Júlia é uma jovem aristocrata, filha de um conde, que acabara de romper o noivado. Sobre esse assunto conversavam os outros dois personagens, no início da peça, Jean e Kristin, o serviçal e a cozinheira do conde. Eles comentam sobre a conduta atípica da patroa, levando em consideração o que se espera de uma mulher solteira. Jean relata ter visto como aconteceu o rompimento entre o casal de noivos, julgando inadequado o comportamento da patroa. Essa forte moral presente nas falas do personagem é o diapasão certo para o início da peça. Caros leitores, segurem-se! Foi dada a largada e os acontecimentos trágicos irão se suceder em intensidade arrebatadora.

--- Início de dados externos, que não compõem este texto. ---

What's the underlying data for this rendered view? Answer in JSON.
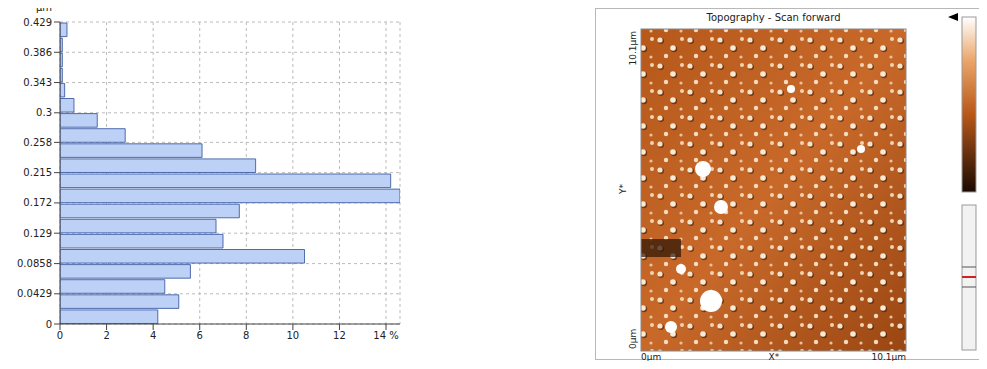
{
  "chart_data": {
    "type": "histogram",
    "orientation": "horizontal",
    "y_label": "µm",
    "bins": [
      0,
      0.02145,
      0.0429,
      0.06435,
      0.0858,
      0.10725,
      0.1287,
      0.15015,
      0.1716,
      0.19305,
      0.2145,
      0.23595,
      0.2574,
      0.27885,
      0.3003,
      0.32175,
      0.3432,
      0.36465,
      0.3861,
      0.40755,
      0.429
    ],
    "values": [
      4.2,
      5.1,
      4.5,
      5.6,
      10.5,
      7.0,
      6.7,
      7.7,
      14.6,
      14.2,
      8.4,
      6.1,
      2.8,
      1.6,
      0.6,
      0.2,
      0.1,
      0.1,
      0.1,
      0.3
    ],
    "color": "#bdd0f5",
    "xlim": [
      0,
      14.6
    ],
    "xticks": [
      0,
      2,
      4,
      6,
      8,
      10,
      12,
      {
        "value": 14,
        "label": "14 %"
      }
    ],
    "ylim": [
      0,
      0.429
    ],
    "yticks": [
      0,
      0.0429,
      0.0858,
      0.129,
      0.172,
      0.215,
      0.258,
      0.3,
      0.343,
      0.386,
      0.429
    ],
    "grid": true
  },
  "panel": {
    "title": "Topography - Scan forward",
    "y_axis": {
      "label": "Y*",
      "top": "10.1µm",
      "bottom": "0µm"
    },
    "x_axis": {
      "label": "X*",
      "left": "0µm",
      "right": "10.1µm"
    }
  }
}
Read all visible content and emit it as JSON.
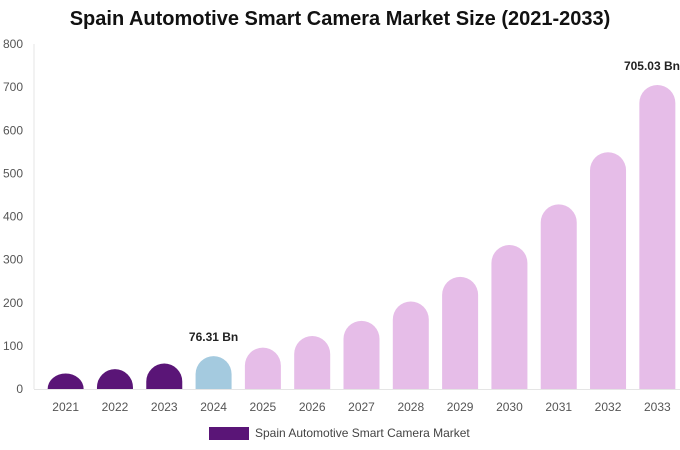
{
  "chart_data": {
    "type": "bar",
    "title": "Spain Automotive Smart Camera Market Size (2021-2033)",
    "xlabel": "",
    "ylabel": "",
    "categories": [
      "2021",
      "2022",
      "2023",
      "2024",
      "2025",
      "2026",
      "2027",
      "2028",
      "2029",
      "2030",
      "2031",
      "2032",
      "2033"
    ],
    "series": [
      {
        "name": "Spain Automotive Smart Camera Market",
        "values": [
          36,
          46,
          59,
          76.31,
          96,
          123,
          158,
          203,
          260,
          334,
          428,
          549,
          705.03
        ]
      }
    ],
    "ylim": [
      0,
      800
    ],
    "yticks": [
      0,
      100,
      200,
      300,
      400,
      500,
      600,
      700,
      800
    ],
    "grid": false,
    "legend_position": "bottom",
    "bar_colors": {
      "historical": "#5a1577",
      "base_year": "#a4cadf",
      "forecast": "#e6bde8"
    },
    "historical_count": 3,
    "base_year_index": 3,
    "annotations": [
      {
        "category": "2024",
        "text": "76.31 Bn"
      },
      {
        "category": "2033",
        "text": "705.03 Bn"
      }
    ],
    "legend_color": "#5a1577"
  }
}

Strindberg apresenta primeiro o homem, Jean, submetido a um trabalho que sonha em deixar para trás, por se considerar acima de sua classe social. Desejo esse vindo dos conhecimentos e elegância que adquiriu com o tempo. Depois o dramaturgo nos presenteia com a bela, livre e sedutora Júlia, uma mulher que não se submete aos homens e que não dá importância aos códigos de conduta socialmente impostos. Uma grande mulher que parece encantar tudo o que toca. E é Jean o alvo de seus desejos. Esses dois personagens se envolvem visceralmente, numa sedução que parece arrebatar os românticos de plantão, como em Romeu e Julieta. Eles se digladiam, ou dançam, na melodia suave do amor e nos tons dramáticos de uma guerra de poder. É o contraponto. A mulher rica que não quer se submeter ao homem, e o pobre, porém homem, que não quer se submeter à patroa. Classes sociais se rasgam diante da luta de gêneros, da guerra dos sexos. Strindberg não vai perdoar. Ele retrata bem o que acontecia lá, em 1888, e ainda acontece, quando as mulheres se atrevem a buscar a igualdade com o homem. Nossa Júlia é tragicamente punida.

Há quem diga que Strindberg não permitia que as personagens femininas de suas peças se rebelassem contra os homens, a não ser que ele quisesse retratar, no seu entender, a natureza destrutiva das mulheres. É provável que isso se dava em virtude dos conturbados casamentos que o autor teve. Muitos acreditam que ele chegou a se tornar misógino. Mas uma grande obra de arte sempre ultrapassa as questões humanas de seu artista criador, e hoje a peça se revela no sentido oposto ao que se dizia sobre Strindberg. Ela reflete como somos enquanto sociedade, enquanto homens, mesmo que já se tenham passado 130 anos. O teatro, caro leitor, é espelho.